The leaky homes fiasco cost the country by various estimates between $11 billion and $22 billion – not counting considerable health costs and untold mental anguish.
Pike River, the Rena sinking, the kiwifruit PVA disease, varroa mite infestation, the finance companies collapse all had their genesis in deregulation. The so-called party of good economic management has cost the country even more than the Christchurch earthquake by doing away with “nanny state” regulations that imposed reasonable control on many behaviours.
The question is, how is the new Government going to claim the “nanny state” tag as a positive? The gay community took control of “queer” as a reminder of how many in the community perceived gays.
Nanny state will undoubtedly arise over measures to combat the obesity epidemic. Measures, such as the introduction of compulsory seat belt use to fight the catastrophic road toll of the 1970s, now seen as totally sensible, were bitterly opposed by sections of society. The introduction of a sugar tax, or the re-introduction of sensible food for schools, idiotically ditched by National, will meet similar resistance.
It will be important for the new government to frame such measures in terms of the economic benefits – for example, the huge cost savings of reducing obesity and Type 2 diabetes.

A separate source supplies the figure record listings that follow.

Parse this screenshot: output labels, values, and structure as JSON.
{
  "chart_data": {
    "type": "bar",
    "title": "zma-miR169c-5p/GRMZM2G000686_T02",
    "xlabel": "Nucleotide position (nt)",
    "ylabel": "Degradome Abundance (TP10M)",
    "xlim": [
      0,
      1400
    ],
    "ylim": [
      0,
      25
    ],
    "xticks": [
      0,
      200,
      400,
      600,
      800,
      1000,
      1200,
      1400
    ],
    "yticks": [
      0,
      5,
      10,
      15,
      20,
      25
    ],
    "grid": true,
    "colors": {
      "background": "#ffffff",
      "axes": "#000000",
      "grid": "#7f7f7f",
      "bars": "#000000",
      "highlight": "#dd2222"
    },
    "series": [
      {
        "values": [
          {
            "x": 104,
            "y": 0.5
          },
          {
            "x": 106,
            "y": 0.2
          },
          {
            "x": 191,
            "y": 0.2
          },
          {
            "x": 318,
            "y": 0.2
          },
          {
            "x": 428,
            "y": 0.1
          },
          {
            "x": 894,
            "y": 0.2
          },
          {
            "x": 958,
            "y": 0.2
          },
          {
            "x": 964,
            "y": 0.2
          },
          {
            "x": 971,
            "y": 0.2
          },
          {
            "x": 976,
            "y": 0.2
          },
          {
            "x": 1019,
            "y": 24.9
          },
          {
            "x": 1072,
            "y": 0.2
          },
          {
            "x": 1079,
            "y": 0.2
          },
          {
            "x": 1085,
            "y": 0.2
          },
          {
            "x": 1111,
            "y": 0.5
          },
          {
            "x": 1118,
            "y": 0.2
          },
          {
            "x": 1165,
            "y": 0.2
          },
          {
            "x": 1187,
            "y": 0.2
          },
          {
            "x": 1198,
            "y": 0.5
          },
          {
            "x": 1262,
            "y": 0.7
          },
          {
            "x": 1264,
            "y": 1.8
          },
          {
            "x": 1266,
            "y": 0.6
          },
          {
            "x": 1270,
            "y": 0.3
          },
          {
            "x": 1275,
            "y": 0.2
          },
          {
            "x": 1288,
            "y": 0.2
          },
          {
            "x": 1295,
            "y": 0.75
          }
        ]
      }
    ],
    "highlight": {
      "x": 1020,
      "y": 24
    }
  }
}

But equally, the government will have to front-foot public debate, not be apologetic and be armed, just like a good nanny, with the full gamut or arguments of why an initiative is needed.
The implementation of multitudes of nanny state measures from vaccinations to limiting tobacco advertising and sales is the reason why life for most of us is no longer, in Thomas Hobbes’ words, “nasty, short and brutish”. Life expectancy in New Zealand has increased 10 years over the last three decades, mostly thanks to nanny state measures.
We should celebrate our nanny state and not apologise for it.
Simon Louisson is a retired journalist who reported for The Wall Street Journal, AP Dow Jones Newswires, New Zealand Press Association and Reuters and briefly was a political and media adviser to the Green Party.